Minimumstandard · 28/08/2020 09:21

He has no right to expect you to do more parenting than he is while sucking up bad attitude. It’s not your job to care more than he does.

This. The sad thing is that, unless both parents give you "permission" to parent their DC (and back you up appropriately), there's really only two things you as a non-parent can do if the children behave badly. The first is complain to their parents and leave them to sort it. The second, if that doesn't work, is to withdraw as much as you can from the relationship.

stepmumSW5 · 28/08/2020 09:23

@French78 hi OP

When I felt similar things I took a step back and let dad deal with his child. He then realised how difficult the DC was being without me having to say anything at all. He spent more time with DC and saw that he needed to change his behavior with the kid (he was spoiling DC and giving dc no limits whatsoever). I took time for myself, had more manicures and watched more netflix. It took a few weeks for things to go to a much better place and I'm happy I did it that way. My DH was very grateful for it later on when he realized how patient I had been. However this was at the beginning of our relationship. Nowadays my DH always backs me up and he himself gives the child limits etc. Do you think the dc are resenting you for their parents split?

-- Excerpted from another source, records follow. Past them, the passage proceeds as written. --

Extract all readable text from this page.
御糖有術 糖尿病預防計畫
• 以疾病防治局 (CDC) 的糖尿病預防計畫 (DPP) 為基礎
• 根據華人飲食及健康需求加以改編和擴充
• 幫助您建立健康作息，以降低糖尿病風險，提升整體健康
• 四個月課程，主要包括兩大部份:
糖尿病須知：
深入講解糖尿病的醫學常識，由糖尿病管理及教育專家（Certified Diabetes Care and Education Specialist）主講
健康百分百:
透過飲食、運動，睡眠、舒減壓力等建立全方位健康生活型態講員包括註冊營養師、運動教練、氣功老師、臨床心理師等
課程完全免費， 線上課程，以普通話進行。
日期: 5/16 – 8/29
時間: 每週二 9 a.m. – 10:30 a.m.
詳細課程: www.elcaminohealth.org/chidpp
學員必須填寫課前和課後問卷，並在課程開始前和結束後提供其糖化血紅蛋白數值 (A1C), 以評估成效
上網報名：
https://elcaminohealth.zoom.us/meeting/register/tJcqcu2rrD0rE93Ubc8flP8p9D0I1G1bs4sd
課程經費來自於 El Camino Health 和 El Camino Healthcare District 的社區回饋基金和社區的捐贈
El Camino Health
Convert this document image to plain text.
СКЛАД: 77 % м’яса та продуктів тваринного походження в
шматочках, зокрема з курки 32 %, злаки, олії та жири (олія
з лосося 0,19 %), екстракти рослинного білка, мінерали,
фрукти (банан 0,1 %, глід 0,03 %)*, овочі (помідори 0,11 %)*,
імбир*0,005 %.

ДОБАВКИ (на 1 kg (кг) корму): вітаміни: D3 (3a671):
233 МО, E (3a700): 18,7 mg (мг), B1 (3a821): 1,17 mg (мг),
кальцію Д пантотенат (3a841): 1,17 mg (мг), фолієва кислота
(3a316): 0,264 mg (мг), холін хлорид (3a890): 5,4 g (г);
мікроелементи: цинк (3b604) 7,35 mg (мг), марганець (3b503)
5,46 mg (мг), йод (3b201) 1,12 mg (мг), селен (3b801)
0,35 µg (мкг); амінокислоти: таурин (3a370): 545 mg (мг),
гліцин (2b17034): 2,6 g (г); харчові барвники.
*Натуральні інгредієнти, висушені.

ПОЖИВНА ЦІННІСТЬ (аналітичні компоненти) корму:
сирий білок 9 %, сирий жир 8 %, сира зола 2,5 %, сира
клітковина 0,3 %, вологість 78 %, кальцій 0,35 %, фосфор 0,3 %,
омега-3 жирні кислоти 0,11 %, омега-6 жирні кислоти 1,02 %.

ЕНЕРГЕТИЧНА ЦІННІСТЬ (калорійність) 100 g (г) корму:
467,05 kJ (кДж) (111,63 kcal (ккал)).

Silentplikebath · 28/08/2020 14:37

You need to detach from your stepchildren until they can be respectful towards you.

Can you be out when they next visit? Stop doing anything for them. You need and deserve a break from the bad behaviour. It sounds like your DH can deal with them and is supportive towards you so let him take over.

thefourgp · 28/08/2020 14:53

Does your husband do any cooking and cleaning? How often do they stay and what does he do with them when they visit? I agree with the others who say you need to step back and let him fully parent his children including all the grunt work.